Герой Ремарка — человек активной доброты, его любовь и сострадание к людям более глубоки, чем у Штайнера. Как отмечалось выше, он спасает многих, попавших в беду (Жанно, Люсьенна, Жоан, упавший рабочий); деньги, найденные у Хааке, Равик отсылает в фонд помощи беженцам; как врач всегда готов прийти на помощь. Ремарк создает образ человека талантливого, гуманного и мужественного, обладающего большим обаянием, чем Штайнер, в жизнестойкости которого был элемент грубого приспособленчества. Доброта и сострадание Равика к людям служат как бы естественной основой неприятия им политики террора. Подобное противостояние ощущалось уже у Локампа, Ленца, Кестера. Оно было как бы общим свойством немецкого антифашистского романа.

Солдаты хоронят боевых товарищей

Гуманизм Равика закономерно сочетается с его активной ненавистью к фашизму, герой не может забыть прошлого, оно тяготеет над ним, его преследует один и тот же сон: «он вновь в Германии, гонимый, затравленный палачами кровавого режима, узаконившего убийство...». Мотив воспоминаний — один из сквозных в романах Ремарка. Через воспоминания многое раскрывается в герое — его прошлое, его образ мыслей, симпатии и антипатии. В частности, предысторию Равика читатель узнает и его воспоминаний, относящихся к 1933—1934 годам и объясняющих, почему Равик был вынужден бежать из Германии. Его допрашивали в гестапо, избивали до крови, в эти годы погибла доведенная до отчаяния Сибила. Воспоминания нередко образуют основу внутреннего монолога героя, который, однако, размышляет и .над современностью, постоянно сопоставляя прошлое с настоящим. Равик мысленно произносит целую тираду о страхе эмигрантов, когда смотрит на сгрудившихся в «катакомбе» (подвале отеля) беженцев; задумывается о мучительном существовании людей без документов, когда смотрит на корабль, отплывающий в Америку с немногими счастливцами на борту. Из воспоминаний Равика о прошлом читатель узнает также, - кто такой Хааке, какими методами действовал этот гестаповский изверг. Эти воспоминания о прошлом и горькие мысли о настоящем постоянно питают ненависть Равика, выливающуюся в убийстве Хааке.

В финале Равик охвачен непонятным приступом фатализма.
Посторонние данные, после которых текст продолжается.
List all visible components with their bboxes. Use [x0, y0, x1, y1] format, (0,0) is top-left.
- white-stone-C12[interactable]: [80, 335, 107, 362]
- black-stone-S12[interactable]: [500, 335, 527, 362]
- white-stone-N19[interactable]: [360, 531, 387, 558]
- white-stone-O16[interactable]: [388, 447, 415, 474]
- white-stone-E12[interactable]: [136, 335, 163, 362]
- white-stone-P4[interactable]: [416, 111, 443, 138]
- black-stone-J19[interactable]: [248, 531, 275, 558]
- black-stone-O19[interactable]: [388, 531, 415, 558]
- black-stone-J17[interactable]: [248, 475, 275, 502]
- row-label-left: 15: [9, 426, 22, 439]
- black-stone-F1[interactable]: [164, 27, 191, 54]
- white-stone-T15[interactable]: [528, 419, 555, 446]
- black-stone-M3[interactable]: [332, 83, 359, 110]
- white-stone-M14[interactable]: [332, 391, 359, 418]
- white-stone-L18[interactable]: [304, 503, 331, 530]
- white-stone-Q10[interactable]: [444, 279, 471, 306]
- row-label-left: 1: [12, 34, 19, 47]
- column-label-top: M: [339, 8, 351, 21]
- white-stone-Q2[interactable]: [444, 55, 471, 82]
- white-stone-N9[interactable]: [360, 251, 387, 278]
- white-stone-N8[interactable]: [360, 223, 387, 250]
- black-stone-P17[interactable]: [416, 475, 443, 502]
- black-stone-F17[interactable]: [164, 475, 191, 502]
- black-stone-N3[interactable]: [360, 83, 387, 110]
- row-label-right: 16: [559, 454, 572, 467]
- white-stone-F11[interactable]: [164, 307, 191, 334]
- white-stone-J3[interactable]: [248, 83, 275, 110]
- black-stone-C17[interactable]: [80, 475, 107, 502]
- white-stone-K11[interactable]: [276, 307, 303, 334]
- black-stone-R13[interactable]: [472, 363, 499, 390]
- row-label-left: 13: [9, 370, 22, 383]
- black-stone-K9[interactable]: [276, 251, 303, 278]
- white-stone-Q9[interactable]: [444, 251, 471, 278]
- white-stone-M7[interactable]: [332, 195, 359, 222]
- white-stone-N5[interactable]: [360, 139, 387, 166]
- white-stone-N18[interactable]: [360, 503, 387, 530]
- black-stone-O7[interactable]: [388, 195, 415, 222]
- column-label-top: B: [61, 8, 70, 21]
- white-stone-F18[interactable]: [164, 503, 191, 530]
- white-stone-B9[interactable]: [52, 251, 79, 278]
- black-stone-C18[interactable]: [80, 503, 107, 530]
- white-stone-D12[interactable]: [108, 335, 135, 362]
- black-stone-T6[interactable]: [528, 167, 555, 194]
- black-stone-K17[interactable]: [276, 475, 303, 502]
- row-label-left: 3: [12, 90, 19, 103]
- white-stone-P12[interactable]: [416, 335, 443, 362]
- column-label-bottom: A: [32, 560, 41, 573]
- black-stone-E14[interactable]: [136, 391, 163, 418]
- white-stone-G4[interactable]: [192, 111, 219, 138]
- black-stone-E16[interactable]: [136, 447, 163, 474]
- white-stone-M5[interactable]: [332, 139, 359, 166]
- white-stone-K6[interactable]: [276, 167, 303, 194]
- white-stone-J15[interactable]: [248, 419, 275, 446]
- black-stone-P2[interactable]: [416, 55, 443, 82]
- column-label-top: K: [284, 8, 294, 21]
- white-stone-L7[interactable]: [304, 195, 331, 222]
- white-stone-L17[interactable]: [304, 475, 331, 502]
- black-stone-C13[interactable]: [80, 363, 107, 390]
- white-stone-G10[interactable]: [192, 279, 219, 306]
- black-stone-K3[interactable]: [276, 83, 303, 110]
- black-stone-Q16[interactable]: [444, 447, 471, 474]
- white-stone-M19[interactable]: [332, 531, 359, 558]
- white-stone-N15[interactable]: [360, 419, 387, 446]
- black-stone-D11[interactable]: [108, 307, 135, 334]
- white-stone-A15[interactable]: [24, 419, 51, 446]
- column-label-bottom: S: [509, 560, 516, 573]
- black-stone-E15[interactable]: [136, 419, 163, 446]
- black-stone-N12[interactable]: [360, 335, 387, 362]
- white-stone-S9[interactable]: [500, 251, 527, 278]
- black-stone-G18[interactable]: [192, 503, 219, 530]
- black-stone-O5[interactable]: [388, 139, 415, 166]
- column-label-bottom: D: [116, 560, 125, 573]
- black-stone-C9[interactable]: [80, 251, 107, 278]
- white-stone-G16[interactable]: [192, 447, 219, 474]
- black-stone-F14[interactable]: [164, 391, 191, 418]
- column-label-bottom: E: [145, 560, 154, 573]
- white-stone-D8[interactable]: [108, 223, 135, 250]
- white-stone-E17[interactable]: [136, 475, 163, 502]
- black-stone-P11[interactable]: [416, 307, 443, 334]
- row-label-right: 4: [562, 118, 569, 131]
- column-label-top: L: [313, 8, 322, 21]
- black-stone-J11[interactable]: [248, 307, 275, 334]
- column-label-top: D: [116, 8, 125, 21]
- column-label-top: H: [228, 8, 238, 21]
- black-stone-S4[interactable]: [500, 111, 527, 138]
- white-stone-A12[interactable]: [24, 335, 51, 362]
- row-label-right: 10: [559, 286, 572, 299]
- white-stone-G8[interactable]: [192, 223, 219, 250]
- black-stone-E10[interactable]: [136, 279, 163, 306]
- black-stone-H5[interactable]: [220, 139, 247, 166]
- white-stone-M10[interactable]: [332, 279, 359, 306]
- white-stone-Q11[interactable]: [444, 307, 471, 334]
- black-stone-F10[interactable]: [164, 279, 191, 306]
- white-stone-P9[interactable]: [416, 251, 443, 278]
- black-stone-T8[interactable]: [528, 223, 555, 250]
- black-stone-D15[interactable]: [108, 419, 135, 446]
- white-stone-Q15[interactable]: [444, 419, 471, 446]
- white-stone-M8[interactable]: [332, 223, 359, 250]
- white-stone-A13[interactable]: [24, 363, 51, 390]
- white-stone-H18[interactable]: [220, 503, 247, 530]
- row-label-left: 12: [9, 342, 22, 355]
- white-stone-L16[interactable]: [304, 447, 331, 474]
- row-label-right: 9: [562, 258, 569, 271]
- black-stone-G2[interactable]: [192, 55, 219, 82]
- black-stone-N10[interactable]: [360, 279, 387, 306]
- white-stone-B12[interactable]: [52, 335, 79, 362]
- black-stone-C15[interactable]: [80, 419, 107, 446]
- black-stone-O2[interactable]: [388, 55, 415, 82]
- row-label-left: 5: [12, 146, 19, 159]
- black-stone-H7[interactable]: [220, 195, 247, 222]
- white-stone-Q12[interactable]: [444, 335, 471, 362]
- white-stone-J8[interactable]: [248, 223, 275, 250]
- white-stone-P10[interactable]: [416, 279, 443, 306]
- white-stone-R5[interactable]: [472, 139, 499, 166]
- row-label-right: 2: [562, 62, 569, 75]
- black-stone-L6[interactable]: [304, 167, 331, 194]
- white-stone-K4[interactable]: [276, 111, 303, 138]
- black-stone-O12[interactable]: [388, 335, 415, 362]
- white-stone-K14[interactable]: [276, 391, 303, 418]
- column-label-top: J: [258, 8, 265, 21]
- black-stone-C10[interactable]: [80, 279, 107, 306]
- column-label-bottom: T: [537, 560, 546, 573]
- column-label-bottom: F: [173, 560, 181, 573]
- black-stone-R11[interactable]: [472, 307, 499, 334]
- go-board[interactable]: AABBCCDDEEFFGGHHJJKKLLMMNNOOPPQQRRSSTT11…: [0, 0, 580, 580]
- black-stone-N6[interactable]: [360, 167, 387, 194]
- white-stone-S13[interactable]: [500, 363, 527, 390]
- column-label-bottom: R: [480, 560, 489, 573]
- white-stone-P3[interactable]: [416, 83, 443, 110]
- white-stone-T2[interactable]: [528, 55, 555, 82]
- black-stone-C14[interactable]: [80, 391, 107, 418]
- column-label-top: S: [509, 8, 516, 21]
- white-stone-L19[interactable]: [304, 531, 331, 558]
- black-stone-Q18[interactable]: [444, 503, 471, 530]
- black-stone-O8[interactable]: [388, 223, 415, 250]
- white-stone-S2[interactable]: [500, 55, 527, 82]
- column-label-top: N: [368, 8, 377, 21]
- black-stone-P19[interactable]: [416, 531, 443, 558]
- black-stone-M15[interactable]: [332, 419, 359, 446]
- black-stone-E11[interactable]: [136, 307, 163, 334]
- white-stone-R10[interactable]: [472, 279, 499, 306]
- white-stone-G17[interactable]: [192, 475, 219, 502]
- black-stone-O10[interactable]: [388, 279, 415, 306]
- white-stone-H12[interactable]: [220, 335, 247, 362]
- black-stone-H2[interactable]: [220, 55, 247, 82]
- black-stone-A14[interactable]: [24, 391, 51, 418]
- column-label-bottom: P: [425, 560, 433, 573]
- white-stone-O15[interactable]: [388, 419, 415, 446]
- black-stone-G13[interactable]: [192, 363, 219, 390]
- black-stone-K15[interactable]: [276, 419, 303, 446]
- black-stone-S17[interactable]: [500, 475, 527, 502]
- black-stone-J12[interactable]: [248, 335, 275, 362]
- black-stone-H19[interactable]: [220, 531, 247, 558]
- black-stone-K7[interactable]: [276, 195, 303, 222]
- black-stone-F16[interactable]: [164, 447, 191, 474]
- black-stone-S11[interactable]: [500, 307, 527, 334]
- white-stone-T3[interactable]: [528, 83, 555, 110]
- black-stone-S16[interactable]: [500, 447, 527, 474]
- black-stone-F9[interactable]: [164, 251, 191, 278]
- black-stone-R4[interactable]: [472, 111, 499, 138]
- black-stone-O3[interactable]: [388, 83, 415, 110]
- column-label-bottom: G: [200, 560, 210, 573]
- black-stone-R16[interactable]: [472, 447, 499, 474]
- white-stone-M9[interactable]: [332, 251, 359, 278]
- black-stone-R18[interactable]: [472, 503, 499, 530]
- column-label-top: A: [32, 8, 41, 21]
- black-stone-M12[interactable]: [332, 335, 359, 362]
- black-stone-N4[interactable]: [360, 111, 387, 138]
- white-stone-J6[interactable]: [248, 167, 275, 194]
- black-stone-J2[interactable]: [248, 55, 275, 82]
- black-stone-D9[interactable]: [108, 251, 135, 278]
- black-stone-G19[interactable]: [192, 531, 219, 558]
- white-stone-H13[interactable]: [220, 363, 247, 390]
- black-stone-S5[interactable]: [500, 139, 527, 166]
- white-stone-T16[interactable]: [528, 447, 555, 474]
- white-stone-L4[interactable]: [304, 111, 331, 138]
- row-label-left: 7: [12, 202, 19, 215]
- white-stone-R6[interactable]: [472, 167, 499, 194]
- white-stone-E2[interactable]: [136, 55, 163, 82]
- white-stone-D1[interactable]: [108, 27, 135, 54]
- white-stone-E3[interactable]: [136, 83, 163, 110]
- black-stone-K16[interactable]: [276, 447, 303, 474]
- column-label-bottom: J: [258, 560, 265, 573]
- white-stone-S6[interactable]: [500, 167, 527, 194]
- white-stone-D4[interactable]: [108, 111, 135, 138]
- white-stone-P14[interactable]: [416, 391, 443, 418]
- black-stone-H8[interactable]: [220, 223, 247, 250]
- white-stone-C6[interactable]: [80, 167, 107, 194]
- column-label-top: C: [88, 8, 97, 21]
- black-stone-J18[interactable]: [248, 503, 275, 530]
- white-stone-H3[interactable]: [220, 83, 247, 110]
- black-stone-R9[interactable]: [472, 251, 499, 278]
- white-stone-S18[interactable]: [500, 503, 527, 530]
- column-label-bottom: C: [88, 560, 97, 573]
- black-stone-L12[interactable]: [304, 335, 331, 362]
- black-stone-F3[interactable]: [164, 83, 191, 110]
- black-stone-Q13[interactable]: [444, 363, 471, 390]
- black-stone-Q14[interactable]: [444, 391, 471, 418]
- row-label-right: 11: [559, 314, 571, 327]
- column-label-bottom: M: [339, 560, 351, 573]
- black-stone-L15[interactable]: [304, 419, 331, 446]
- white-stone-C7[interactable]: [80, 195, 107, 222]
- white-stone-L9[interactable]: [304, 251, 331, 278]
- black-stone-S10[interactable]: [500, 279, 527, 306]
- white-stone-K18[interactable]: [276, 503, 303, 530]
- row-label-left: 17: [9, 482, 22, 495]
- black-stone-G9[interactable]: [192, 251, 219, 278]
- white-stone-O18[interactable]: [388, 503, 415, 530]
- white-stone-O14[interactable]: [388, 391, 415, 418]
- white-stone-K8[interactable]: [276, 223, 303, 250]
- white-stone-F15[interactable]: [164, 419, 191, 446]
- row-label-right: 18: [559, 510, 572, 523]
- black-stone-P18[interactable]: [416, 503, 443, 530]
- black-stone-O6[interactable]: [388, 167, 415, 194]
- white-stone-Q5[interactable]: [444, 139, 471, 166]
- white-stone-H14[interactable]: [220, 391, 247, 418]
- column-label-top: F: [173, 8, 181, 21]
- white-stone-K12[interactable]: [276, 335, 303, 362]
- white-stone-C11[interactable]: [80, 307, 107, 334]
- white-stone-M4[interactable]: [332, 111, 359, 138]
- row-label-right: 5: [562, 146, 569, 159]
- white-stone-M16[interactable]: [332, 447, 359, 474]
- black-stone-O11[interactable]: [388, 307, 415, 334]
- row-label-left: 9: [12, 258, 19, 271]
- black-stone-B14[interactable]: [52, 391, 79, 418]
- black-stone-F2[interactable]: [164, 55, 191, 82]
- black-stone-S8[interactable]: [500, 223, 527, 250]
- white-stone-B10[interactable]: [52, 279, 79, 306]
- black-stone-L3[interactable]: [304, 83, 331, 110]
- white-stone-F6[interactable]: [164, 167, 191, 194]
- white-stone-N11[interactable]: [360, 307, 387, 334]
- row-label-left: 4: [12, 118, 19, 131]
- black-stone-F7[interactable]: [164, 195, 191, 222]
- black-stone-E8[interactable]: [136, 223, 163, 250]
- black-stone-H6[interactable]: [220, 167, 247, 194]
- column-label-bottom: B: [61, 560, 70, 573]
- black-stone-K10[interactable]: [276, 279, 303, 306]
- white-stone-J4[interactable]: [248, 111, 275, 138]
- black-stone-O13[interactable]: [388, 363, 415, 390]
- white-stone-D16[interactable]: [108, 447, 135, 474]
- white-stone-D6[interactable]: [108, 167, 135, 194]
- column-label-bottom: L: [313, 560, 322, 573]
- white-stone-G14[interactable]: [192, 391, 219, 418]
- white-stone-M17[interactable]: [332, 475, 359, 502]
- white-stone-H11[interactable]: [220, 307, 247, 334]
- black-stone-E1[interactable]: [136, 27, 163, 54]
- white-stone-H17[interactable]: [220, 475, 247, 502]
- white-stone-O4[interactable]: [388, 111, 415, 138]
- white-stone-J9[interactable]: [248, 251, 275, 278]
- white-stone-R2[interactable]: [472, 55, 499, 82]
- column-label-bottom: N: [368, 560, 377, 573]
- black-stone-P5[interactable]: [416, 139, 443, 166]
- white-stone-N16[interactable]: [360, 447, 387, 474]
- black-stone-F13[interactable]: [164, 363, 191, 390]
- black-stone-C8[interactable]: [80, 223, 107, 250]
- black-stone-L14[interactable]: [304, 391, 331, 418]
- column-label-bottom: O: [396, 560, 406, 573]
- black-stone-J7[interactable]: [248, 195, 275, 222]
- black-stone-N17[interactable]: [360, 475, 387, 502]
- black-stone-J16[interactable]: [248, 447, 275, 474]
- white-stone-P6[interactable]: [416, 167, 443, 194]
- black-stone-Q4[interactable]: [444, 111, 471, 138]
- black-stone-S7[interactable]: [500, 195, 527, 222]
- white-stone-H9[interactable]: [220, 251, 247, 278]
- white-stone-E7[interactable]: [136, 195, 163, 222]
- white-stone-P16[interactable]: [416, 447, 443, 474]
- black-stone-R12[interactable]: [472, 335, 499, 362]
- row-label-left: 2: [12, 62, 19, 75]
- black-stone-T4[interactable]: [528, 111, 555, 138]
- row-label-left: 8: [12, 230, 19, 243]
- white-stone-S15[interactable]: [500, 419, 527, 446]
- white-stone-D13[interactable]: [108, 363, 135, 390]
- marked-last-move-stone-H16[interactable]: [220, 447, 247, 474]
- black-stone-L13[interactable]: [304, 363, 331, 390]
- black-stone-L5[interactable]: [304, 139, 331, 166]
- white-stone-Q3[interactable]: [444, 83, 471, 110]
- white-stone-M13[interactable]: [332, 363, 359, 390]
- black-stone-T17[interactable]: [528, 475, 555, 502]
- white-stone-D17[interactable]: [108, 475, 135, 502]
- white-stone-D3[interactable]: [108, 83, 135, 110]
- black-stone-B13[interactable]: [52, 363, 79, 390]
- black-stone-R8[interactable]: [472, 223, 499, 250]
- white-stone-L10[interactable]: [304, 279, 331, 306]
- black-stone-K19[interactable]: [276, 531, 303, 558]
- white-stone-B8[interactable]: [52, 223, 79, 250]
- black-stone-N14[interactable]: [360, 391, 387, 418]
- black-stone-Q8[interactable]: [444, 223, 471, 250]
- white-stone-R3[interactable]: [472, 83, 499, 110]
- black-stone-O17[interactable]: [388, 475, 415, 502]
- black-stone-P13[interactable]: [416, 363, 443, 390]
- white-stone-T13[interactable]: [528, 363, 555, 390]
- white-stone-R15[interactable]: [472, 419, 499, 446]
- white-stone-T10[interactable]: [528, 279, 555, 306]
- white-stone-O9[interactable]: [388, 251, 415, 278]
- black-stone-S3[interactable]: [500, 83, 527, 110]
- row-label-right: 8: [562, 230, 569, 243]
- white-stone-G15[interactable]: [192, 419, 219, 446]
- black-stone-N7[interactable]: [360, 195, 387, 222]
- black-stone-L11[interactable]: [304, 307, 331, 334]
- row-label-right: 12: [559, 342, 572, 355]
Он не хочет покидать Париж, Париж уже военный: «Все было благом. И то, что произошло, и то, что еще произойдет. И это тоже его устраивало. А наступит конец — что ж, пусть! Одного человека он любил и потерял. Другого — ненавидел и убил. Оба освободили его. Один воскресил его чувства, другой — погасил память о прошлом. Не осталось ничего незавершенного». Это тоже чисто ремарковский подход, сугубо личностный: пусть земля продолжает вертеться, герой уже реализовал себя, выполнил жизненную свою миссию.